My characters come alive when I write them and very often I am acting entire scenes out while writing ... or so it would seem to anyone watching me. This is great for writing dialogue because when you speak your characters' lines you know when they ring true.
DD says he never did this before but by watching me he observes how it helps me. I do this with my narrative poetry as well. I love friends with keen ears too. I like to read to people from my book or new poetry. Either. Somehow either way - I'm not exactly what you expect me to be. I've been compared to post modernist and confessional style poets but the truth is, at the time I was being accused of following or imitating them, I had never read Ginsberg or Sylvia Plath. I was too busy writing 10 to 30 page term papers several times each term. I didn't have time for much else besides being a part time mom. Back then, I didn't do a lot of creative writing except for my journals. I went to Columbia for 8 straight years to get a B.A. & M.S.W.. Before that was me & my GED.

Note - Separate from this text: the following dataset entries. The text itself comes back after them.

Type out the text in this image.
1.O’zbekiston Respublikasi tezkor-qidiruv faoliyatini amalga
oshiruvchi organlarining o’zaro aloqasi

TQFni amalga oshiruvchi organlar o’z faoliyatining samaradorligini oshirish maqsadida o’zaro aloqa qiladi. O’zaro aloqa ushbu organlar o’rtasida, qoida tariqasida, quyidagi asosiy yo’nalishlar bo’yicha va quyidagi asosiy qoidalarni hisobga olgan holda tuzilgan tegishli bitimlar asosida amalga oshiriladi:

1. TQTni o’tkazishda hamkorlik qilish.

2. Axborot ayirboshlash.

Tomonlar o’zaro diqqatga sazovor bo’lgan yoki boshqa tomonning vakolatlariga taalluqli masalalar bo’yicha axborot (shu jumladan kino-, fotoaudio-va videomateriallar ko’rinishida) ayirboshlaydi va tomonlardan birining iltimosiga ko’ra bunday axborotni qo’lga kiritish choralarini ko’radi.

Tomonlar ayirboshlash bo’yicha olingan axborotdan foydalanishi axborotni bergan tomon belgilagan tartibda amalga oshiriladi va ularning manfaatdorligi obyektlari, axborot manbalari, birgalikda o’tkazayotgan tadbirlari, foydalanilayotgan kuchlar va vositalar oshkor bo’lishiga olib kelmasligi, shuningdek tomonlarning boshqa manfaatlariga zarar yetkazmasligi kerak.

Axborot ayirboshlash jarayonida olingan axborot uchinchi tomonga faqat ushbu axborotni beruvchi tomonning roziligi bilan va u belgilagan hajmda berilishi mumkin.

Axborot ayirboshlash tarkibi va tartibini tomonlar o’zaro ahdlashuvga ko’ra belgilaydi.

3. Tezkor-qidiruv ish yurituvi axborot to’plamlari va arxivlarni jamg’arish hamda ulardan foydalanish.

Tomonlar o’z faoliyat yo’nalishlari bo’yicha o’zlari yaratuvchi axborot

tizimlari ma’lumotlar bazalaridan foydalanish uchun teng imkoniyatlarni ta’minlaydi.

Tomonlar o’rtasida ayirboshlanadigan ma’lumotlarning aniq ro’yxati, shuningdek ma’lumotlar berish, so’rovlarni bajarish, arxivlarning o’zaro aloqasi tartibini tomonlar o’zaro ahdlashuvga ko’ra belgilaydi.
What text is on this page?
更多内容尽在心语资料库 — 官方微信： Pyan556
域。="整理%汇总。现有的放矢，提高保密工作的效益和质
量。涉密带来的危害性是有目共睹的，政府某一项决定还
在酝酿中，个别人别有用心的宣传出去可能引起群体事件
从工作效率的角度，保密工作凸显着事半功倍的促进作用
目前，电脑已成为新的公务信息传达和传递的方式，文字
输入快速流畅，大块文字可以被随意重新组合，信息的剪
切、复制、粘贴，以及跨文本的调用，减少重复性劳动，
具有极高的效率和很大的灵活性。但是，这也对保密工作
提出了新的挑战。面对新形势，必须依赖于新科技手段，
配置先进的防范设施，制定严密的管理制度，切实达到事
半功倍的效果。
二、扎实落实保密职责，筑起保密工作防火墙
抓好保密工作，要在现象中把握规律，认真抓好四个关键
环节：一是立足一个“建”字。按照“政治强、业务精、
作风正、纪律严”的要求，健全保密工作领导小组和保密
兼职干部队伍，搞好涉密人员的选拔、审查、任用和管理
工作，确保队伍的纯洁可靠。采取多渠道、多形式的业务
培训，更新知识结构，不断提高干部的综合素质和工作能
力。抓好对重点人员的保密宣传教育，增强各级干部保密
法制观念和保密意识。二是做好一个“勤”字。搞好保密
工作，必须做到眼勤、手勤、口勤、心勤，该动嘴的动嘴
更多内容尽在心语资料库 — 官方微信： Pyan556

It's kind of amazing when you consider that drop out Joy became the ivy league drop in and now has two masters degrees. Colombia is tough and competitive - I kid you not. To maintain a 3.3 average is a full time job. After I
finally graduated and settled into a J. O. B., I began writing again. It's hard out here for us poets and writers.
The point is that sometimes it's a deterrent when you really are difficult to pigeonhole. When you sound truly like you and no one else - it's harder to fit in anyplace. People say they want creative and unique because that is what we're all trained to say. The truth is sometimes the feeling you get from reading someone and feeling uncomfortable can be ok too and has its own power. Not everyone can love me or you or anyone else's work. Some people are naturally more controversial and colorful. It's the way life goes. "Explore ... Search for more, no more prisoners of war..."
Celebrating page 170 on my grind plus maintaining this blog and writing poetry too...
Oh and I forgot and working on the magazine and two anthologies!